I am not good at letting perseverance finish its work when I have a way out. What about you? It’s like exercising. I know I need to do it so I get started then get sidetracked and don’t get back to it. When I don’t have a way out, I am pretty good at persevering. That’s the value of backpacking. You’re stuck out there. You have to bear under the load and complete the trek in order to get out!!
When we look at life just with our own eyes, we become fearful and pessimistic. We think to ourselves, “Nothing’s going to work. I don’t know if I can get through this.” But, as you move forward in faith, the Holy Spirit strengthens you and gives you courage that you didn’t know you had.
Our Profiles of Perseverance Bible Study will teach you more about having perseverance in your life.
Dear sisters, God allows things in our lives to test us, but His motive is not to trip us up.

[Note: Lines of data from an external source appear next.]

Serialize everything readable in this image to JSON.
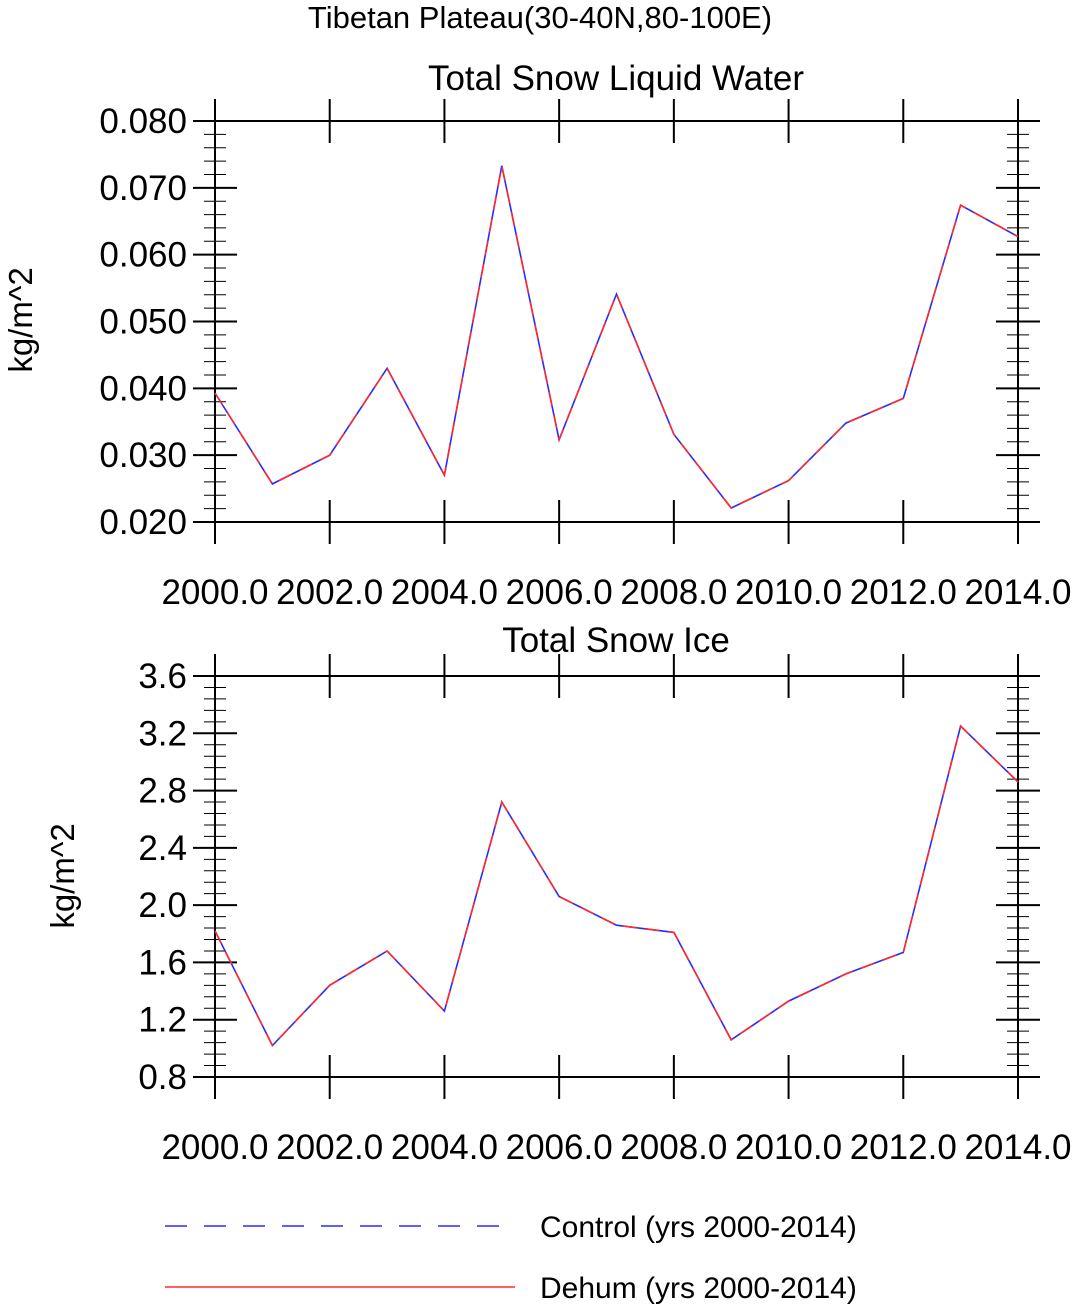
{
  "figure_title": "Tibetan Plateau(30-40N,80-100E)",
  "colors": {
    "control": "#2a2aff",
    "dehum": "#ff2a2a"
  },
  "legend": [
    {
      "key": "control",
      "label": "Control (yrs 2000-2014)",
      "style": "dashed"
    },
    {
      "key": "dehum",
      "label": "Dehum (yrs 2000-2014)",
      "style": "solid"
    }
  ],
  "chart_data": [
    {
      "type": "line",
      "title": "Total Snow Liquid Water",
      "xlabel": "",
      "ylabel": "kg/m^2",
      "xlim": [
        2000,
        2014
      ],
      "ylim": [
        0.02,
        0.08
      ],
      "yticks": [
        0.02,
        0.03,
        0.04,
        0.05,
        0.06,
        0.07,
        0.08
      ],
      "ytick_labels": [
        "0.020",
        "0.030",
        "0.040",
        "0.050",
        "0.060",
        "0.070",
        "0.080"
      ],
      "xticks": [
        2000,
        2002,
        2004,
        2006,
        2008,
        2010,
        2012,
        2014
      ],
      "xtick_labels": [
        "2000.0",
        "2002.0",
        "2004.0",
        "2006.0",
        "2008.0",
        "2010.0",
        "2012.0",
        "2014.0"
      ],
      "x": [
        2000,
        2001,
        2002,
        2003,
        2004,
        2005,
        2006,
        2007,
        2008,
        2009,
        2010,
        2011,
        2012,
        2013,
        2014
      ],
      "series": [
        {
          "name": "Control (yrs 2000-2014)",
          "values": [
            0.0393,
            0.0257,
            0.03,
            0.043,
            0.027,
            0.0733,
            0.0323,
            0.0541,
            0.0331,
            0.0221,
            0.0262,
            0.0348,
            0.0385,
            0.0674,
            0.0627
          ]
        },
        {
          "name": "Dehum (yrs 2000-2014)",
          "values": [
            0.0393,
            0.0257,
            0.03,
            0.043,
            0.027,
            0.0733,
            0.0323,
            0.0541,
            0.0331,
            0.0221,
            0.0262,
            0.0348,
            0.0385,
            0.0674,
            0.0627
          ]
        }
      ]
    },
    {
      "type": "line",
      "title": "Total Snow Ice",
      "xlabel": "",
      "ylabel": "kg/m^2",
      "xlim": [
        2000,
        2014
      ],
      "ylim": [
        0.8,
        3.6
      ],
      "yticks": [
        0.8,
        1.2,
        1.6,
        2.0,
        2.4,
        2.8,
        3.2,
        3.6
      ],
      "ytick_labels": [
        "0.8",
        "1.2",
        "1.6",
        "2.0",
        "2.4",
        "2.8",
        "3.2",
        "3.6"
      ],
      "xticks": [
        2000,
        2002,
        2004,
        2006,
        2008,
        2010,
        2012,
        2014
      ],
      "xtick_labels": [
        "2000.0",
        "2002.0",
        "2004.0",
        "2006.0",
        "2008.0",
        "2010.0",
        "2012.0",
        "2014.0"
      ],
      "x": [
        2000,
        2001,
        2002,
        2003,
        2004,
        2005,
        2006,
        2007,
        2008,
        2009,
        2010,
        2011,
        2012,
        2013,
        2014
      ],
      "series": [
        {
          "name": "Control (yrs 2000-2014)",
          "values": [
            1.82,
            1.02,
            1.44,
            1.68,
            1.26,
            2.72,
            2.06,
            1.86,
            1.81,
            1.06,
            1.33,
            1.52,
            1.67,
            3.25,
            2.86
          ]
        },
        {
          "name": "Dehum (yrs 2000-2014)",
          "values": [
            1.82,
            1.02,
            1.44,
            1.68,
            1.26,
            2.72,
            2.06,
            1.86,
            1.81,
            1.06,
            1.33,
            1.52,
            1.67,
            3.25,
            2.86
          ]
        }
      ]
    }
  ]
}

It’s not to make us fail, although our choosing to do so is always a possibility.
To have a joyful walk, you need to know Christ and know who you are as a Christian. You need to know whom you are serving. You need to know where you are going. Keep the eyes of your heart focused on Jesus, and the joy of becoming stronger, of fulfilling a purpose, of growing up as God’s child—the rewards of perseverance. I’m not talking about just when we get to heaven. I’m talking today. A joyful walk is one of those rewards.
Let Jesus satisfy your heart with joy so that your daily walk with Him will be a joyful one. Choose to step through life satisfied by Him.